Bone collagen from Herculaneum and Pompeii

PhD candidate: Georgia Ntasi


The ESR5 will focus on the analysis and definition of ancient protein deamidation with the use of mass spectrometry (MS) using ancient human bones from excavation sites Herculaneum and Pompeii as a case study and then expanding this knowledge for the study of protein degradation in other archaeological remains and works of art.

Expected results

The projects aims to facilitate new and deeper strategic research, in the characterization of a wider range of modifications, those expected as well as those not yet characterized, that occur in proteins upon aging of deterioration in samples that have been exposed to a wide spectrum of different environmental conditions.

My project

A challenging, as well as intriguing peculiarity of ancient proteins is their signature pattern of deterioration and aging represented by covalent modifications. Distinction between modifications occurred in vivo and diagenetically derived alterations will provide important information on the physiology of ancient organisms, and on the aging and deterioration of artworks. Rigorous identification of protein degradation products and the reconstruction of their formation pathways, through spontaneous reactions with endogenous or exogenous compounds, will also be associated with specific environmental factors, leading to develop a more efficient preservation of ancient samples. Much work still needs to be done to understand and characterize the whole range of modifications occurring during proteins aging in samples exposed to a wide spectrum of different environmental conditions. In this thematic section, characterisation of modifications known to accumulate in ancient samples over millennia, such as deamidation and oxidation, as well as blind search for other, less common, spontaneous modifications will be used to identify environmental changes, aging and diagenetic factors.

It is still an open question whether deamidation of glutamine (Q) and asparagine (N) could be used as a dating technique in ancient samples, but it is widely accepted that deamidation can be considered as a biomolecular marker of deterioration and natural aging of proteins in artistic and archaeological materials . Detection of deamidation can offer interesting prospects in the evaluation of the conservation state of work of arts and archaeological remains. However, deamidation is a delicate modification, since it is strongly influenced by several parameters such as pH and temperature. Deamidation is also a delicate modification from a purely technical point of view, since it induces a mass shift of only 0.98 Da, and deamidation can occur also as a by-product of sample preparation. This modification will be explored as specific signature of the conservation state of collagens from bones from Herculaneum and Pompeii (that although arising from the same catastrophic event have experienced different burial conditions). The work will beneficiate of the interaction with the anthropologist Dr. Pierpaolo Petrone (University of Naples, Federico II) and the professional restorer (Dr. Giancarlo Fatigati) collaborating with the Museo Archeologico di Napoli (MAN), to widen the technical approaches to samples.
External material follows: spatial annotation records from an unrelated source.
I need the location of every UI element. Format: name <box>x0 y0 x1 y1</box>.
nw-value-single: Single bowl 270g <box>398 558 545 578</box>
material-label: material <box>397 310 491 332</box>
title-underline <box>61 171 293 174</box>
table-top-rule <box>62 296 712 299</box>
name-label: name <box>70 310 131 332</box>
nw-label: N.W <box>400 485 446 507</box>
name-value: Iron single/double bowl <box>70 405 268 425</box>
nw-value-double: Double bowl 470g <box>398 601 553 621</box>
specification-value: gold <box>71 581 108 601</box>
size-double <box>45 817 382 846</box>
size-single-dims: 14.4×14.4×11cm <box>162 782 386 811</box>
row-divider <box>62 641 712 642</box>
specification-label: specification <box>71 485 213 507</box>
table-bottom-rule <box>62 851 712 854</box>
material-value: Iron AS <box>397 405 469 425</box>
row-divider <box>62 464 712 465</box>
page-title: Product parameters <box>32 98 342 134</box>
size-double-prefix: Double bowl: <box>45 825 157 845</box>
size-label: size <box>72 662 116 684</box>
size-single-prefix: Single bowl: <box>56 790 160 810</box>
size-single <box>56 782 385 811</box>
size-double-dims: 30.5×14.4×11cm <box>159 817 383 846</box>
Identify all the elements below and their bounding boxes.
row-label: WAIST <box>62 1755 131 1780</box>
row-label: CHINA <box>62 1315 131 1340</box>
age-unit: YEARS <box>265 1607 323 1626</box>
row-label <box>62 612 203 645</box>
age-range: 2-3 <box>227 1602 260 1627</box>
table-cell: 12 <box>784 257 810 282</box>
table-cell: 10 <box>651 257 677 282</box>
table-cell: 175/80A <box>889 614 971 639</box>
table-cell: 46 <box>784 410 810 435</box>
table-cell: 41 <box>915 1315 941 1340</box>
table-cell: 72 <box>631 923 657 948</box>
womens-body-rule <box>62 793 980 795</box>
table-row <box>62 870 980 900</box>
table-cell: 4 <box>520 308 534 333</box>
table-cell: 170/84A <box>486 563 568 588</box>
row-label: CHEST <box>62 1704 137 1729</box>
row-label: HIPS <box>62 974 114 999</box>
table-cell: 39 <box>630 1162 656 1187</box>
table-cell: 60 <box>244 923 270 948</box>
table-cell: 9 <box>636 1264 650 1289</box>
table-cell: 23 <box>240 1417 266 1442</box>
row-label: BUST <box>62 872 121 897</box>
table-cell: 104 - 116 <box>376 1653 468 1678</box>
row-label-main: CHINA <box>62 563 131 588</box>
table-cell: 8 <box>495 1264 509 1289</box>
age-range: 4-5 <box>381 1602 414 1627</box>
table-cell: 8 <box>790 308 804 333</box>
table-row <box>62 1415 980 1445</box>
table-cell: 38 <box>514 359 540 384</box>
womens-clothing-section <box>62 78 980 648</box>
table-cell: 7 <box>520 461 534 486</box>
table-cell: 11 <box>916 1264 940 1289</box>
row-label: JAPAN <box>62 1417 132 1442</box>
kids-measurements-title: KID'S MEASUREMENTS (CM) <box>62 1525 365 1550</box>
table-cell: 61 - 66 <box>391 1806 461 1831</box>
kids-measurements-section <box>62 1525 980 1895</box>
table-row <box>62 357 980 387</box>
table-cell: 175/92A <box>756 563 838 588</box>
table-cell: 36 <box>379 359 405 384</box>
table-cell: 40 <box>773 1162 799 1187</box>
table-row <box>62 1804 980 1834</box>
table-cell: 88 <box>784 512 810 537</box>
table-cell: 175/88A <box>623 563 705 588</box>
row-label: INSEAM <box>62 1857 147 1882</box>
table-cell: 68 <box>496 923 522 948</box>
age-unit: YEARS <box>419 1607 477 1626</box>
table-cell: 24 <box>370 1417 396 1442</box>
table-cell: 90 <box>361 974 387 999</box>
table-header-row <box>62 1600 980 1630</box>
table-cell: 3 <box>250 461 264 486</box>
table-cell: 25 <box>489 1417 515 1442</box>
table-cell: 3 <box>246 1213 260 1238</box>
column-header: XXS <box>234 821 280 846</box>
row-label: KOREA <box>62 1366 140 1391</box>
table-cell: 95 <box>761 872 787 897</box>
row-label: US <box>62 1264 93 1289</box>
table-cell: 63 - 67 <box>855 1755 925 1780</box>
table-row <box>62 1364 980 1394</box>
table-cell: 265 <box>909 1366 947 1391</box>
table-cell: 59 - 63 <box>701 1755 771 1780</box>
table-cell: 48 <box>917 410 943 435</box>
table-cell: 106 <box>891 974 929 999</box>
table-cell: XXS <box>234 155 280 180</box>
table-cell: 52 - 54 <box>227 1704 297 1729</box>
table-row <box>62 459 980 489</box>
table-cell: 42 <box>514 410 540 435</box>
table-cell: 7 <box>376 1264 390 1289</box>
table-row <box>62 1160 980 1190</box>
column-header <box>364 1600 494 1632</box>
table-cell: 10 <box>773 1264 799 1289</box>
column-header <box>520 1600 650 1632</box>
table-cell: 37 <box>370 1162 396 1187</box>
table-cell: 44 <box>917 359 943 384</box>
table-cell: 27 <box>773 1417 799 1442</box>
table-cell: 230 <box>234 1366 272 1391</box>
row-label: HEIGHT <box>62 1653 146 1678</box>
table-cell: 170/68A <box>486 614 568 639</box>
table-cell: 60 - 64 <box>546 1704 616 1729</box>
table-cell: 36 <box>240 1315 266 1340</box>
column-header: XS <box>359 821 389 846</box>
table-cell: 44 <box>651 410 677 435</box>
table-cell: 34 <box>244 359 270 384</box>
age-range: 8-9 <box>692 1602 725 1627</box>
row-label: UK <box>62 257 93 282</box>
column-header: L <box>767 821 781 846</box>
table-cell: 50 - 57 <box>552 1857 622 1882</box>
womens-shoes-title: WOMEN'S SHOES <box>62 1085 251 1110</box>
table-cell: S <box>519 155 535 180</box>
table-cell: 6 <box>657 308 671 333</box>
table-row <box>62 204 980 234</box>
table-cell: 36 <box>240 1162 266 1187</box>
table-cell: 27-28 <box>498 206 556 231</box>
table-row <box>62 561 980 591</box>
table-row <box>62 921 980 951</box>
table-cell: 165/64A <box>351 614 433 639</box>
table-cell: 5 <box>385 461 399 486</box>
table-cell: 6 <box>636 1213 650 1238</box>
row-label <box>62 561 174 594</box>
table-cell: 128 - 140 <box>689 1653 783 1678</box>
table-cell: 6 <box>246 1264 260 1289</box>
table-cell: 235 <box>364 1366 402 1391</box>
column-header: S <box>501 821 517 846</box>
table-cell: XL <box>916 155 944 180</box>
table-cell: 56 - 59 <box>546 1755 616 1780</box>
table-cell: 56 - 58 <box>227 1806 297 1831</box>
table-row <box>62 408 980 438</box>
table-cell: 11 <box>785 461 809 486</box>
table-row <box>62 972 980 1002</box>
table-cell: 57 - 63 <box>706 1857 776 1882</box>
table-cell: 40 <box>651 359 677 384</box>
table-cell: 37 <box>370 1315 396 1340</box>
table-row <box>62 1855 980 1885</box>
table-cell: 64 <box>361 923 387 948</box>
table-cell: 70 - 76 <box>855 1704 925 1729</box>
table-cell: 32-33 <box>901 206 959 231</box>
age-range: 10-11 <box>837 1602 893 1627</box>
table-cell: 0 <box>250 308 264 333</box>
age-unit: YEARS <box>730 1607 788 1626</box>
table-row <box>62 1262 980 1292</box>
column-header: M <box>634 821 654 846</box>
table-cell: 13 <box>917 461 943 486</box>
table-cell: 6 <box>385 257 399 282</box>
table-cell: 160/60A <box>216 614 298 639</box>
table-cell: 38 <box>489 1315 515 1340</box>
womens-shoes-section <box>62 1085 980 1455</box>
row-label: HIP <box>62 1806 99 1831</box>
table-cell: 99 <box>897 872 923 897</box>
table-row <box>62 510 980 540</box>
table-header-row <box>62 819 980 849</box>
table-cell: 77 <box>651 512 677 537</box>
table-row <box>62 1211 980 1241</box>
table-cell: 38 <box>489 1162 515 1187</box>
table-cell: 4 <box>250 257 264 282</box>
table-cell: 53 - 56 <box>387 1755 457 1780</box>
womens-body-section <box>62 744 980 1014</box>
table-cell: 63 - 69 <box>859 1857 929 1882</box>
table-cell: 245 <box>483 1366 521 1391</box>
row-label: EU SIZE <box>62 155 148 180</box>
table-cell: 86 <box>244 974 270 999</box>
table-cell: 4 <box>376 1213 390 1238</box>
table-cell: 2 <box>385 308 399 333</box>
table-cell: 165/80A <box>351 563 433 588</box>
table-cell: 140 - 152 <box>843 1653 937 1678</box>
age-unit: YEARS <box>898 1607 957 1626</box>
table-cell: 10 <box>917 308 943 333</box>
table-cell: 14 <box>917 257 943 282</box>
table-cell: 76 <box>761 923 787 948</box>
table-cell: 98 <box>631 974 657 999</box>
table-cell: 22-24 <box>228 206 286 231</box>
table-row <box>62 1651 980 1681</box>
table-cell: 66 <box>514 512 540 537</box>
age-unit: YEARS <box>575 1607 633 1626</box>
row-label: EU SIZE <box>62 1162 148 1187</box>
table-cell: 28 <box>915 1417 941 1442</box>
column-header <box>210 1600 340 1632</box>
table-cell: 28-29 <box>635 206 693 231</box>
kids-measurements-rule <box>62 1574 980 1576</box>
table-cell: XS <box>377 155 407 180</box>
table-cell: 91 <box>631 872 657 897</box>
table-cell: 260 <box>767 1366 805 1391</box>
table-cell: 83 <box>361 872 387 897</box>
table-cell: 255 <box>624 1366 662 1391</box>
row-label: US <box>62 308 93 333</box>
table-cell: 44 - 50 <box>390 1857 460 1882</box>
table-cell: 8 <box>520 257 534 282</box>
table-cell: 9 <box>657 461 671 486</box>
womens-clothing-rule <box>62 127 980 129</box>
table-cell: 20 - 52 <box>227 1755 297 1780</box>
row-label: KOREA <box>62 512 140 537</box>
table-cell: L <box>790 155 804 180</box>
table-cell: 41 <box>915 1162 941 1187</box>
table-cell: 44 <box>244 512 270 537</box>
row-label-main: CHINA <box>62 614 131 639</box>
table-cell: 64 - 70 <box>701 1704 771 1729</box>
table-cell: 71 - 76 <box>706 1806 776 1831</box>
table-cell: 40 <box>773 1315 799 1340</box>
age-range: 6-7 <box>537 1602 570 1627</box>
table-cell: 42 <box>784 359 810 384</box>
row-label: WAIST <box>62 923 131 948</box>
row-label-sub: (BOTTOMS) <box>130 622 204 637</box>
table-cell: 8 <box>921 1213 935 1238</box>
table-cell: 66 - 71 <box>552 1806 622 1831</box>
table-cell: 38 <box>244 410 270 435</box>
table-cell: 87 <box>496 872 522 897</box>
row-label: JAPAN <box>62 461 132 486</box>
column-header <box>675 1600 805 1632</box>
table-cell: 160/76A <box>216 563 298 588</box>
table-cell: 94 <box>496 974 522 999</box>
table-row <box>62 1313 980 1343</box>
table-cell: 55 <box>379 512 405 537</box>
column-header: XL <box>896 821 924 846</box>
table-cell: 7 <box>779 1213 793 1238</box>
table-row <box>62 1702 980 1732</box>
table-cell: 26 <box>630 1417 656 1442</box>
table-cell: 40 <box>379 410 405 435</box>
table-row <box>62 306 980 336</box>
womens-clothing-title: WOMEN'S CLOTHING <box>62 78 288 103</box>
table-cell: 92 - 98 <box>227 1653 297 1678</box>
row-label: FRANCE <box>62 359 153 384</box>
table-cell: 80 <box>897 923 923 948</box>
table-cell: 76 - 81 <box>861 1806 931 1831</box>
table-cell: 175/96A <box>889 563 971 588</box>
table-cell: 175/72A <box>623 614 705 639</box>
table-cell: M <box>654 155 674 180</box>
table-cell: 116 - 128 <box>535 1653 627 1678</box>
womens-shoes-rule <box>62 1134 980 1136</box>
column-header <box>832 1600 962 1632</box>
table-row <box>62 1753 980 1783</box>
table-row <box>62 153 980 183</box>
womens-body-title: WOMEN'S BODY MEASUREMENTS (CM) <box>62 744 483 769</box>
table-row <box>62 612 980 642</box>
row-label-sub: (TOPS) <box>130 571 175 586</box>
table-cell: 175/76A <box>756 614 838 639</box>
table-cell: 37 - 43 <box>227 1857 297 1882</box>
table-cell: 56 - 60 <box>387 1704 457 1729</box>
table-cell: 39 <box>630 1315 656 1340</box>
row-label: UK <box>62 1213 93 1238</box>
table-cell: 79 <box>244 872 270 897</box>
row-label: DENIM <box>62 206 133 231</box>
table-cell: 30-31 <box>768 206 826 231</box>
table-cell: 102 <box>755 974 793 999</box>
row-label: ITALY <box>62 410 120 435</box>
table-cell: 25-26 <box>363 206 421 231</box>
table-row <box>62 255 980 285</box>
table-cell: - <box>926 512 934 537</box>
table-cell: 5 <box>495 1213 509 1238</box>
Methodological development will allow proper quantification of deamidation levels and identification of unexpected modifications that can be used as molecular signatures of deterioration/aging.


Planned secondments:

  1. Secondment period of 3-4 months at USTL (co-supervision), to compare analytical procedures.
  2. Secondment period of 4-5 months at UoY to share and compare experience on ancient protein degradation with Gopaiah Talari and Matthew Collins.